Review pool chemicals
All pools use chlorine – even mineral pools and salt-water pools. The difference is in the amount and type. For example, salt-water pools use cartridges to convert salt into liquid chlorine and back in a perpetual cycle. This means it uses far less chlorine powder than a regularly chlorinated pool. Mineral pools rely more on magnesium chloride, silver ions, copper ions, and borates, with just a dash of actual chlorine.
Other chemicals in your pool include algaecides, cyanuric acid, calcium, bromine, muriatic acid, and calcium hypochlorite. And yet, even with all these chemicals, you want your pool pH to settle around 7.2, the pH of fresh potable water. This means you should routinely test the chemical levels and adjust them accordingly. You can do this on your phone as well, though you’ll have to physically restore the right pH.
How deep is your pool?
Before we get pools of our own, we assume the only issue with any pool is chlorine. In reality, the pH is far more important, and it’s a cumulative figure based on all the pool chemicals you’ve used. So if swimmers feel an itch, burn, or redness in their eyes, it’s because of the pool pH, not the chlorine volumes in the pool.

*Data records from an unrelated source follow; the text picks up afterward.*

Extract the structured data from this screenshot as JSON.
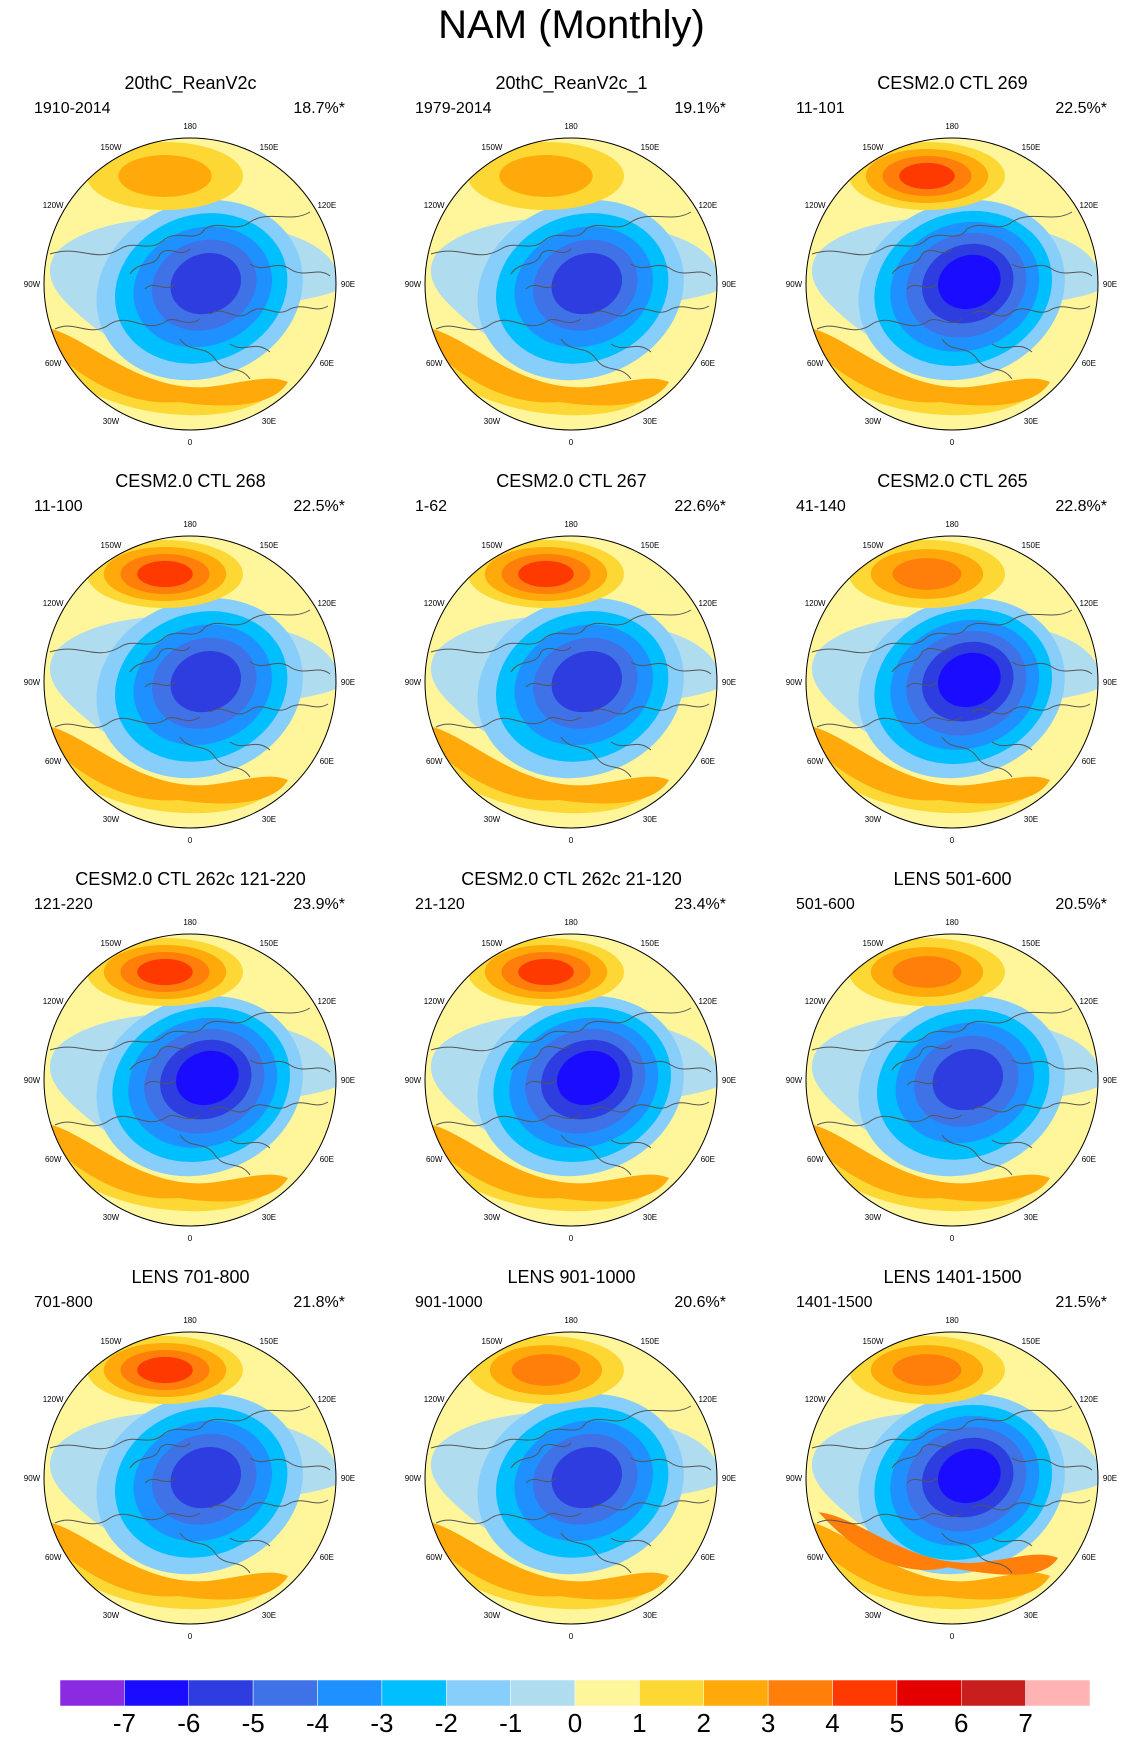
{
  "figure": {
    "title": "NAM (Monthly)"
  },
  "lon_labels": [
    "180",
    "150E",
    "120E",
    "90E",
    "60E",
    "30E",
    "0",
    "30W",
    "60W",
    "90W",
    "120W",
    "150W"
  ],
  "panels": [
    {
      "title": "20thC_ReanV2c",
      "period": "1910-2014",
      "variance": "18.7%*",
      "center_min": -5,
      "pacific_max": 2,
      "atlantic_max": 2
    },
    {
      "title": "20thC_ReanV2c_1",
      "period": "1979-2014",
      "variance": "19.1%*",
      "center_min": -5,
      "pacific_max": 2,
      "atlantic_max": 2
    },
    {
      "title": "CESM2.0 CTL 269",
      "period": "11-101",
      "variance": "22.5%*",
      "center_min": -6,
      "pacific_max": 4,
      "atlantic_max": 2
    },
    {
      "title": "CESM2.0 CTL 268",
      "period": "11-100",
      "variance": "22.5%*",
      "center_min": -5,
      "pacific_max": 4,
      "atlantic_max": 2
    },
    {
      "title": "CESM2.0 CTL 267",
      "period": "1-62",
      "variance": "22.6%*",
      "center_min": -5,
      "pacific_max": 4,
      "atlantic_max": 2
    },
    {
      "title": "CESM2.0 CTL 265",
      "period": "41-140",
      "variance": "22.8%*",
      "center_min": -6,
      "pacific_max": 3,
      "atlantic_max": 2
    },
    {
      "title": "CESM2.0 CTL 262c 121-220",
      "period": "121-220",
      "variance": "23.9%*",
      "center_min": -6,
      "pacific_max": 4,
      "atlantic_max": 2
    },
    {
      "title": "CESM2.0 CTL 262c 21-120",
      "period": "21-120",
      "variance": "23.4%*",
      "center_min": -6,
      "pacific_max": 4,
      "atlantic_max": 2
    },
    {
      "title": "LENS 501-600",
      "period": "501-600",
      "variance": "20.5%*",
      "center_min": -5,
      "pacific_max": 3,
      "atlantic_max": 2
    },
    {
      "title": "LENS 701-800",
      "period": "701-800",
      "variance": "21.8%*",
      "center_min": -5,
      "pacific_max": 4,
      "atlantic_max": 2
    },
    {
      "title": "LENS 901-1000",
      "period": "901-1000",
      "variance": "20.6%*",
      "center_min": -5,
      "pacific_max": 3,
      "atlantic_max": 2
    },
    {
      "title": "LENS 1401-1500",
      "period": "1401-1500",
      "variance": "21.5%*",
      "center_min": -6,
      "pacific_max": 3,
      "atlantic_max": 3
    }
  ],
  "colorbar": {
    "labels": [
      "-7",
      "-6",
      "-5",
      "-4",
      "-3",
      "-2",
      "-1",
      "0",
      "1",
      "2",
      "3",
      "4",
      "5",
      "6",
      "7"
    ],
    "colors": [
      "#8a2be2",
      "#1a0dff",
      "#2d3de0",
      "#3f72e6",
      "#1e90ff",
      "#00bfff",
      "#87cefa",
      "#b0dcf0",
      "#fff59a",
      "#fdd835",
      "#ffa90a",
      "#ff7f0a",
      "#ff3a00",
      "#e50000",
      "#c81e1e",
      "#ffb3b3"
    ]
  }
}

Shocking the pool can usually resolve this, but first, you should check alkalinity and acidity then correct as necessary. At the same time, check how much water is in the pool. Too much evaporation could destroy the pool filter, and might indicate a leak that needs repairing. Pool covers are great for minimising the pace of evaporation – and they cut down your heating bill too – so consider putting one in.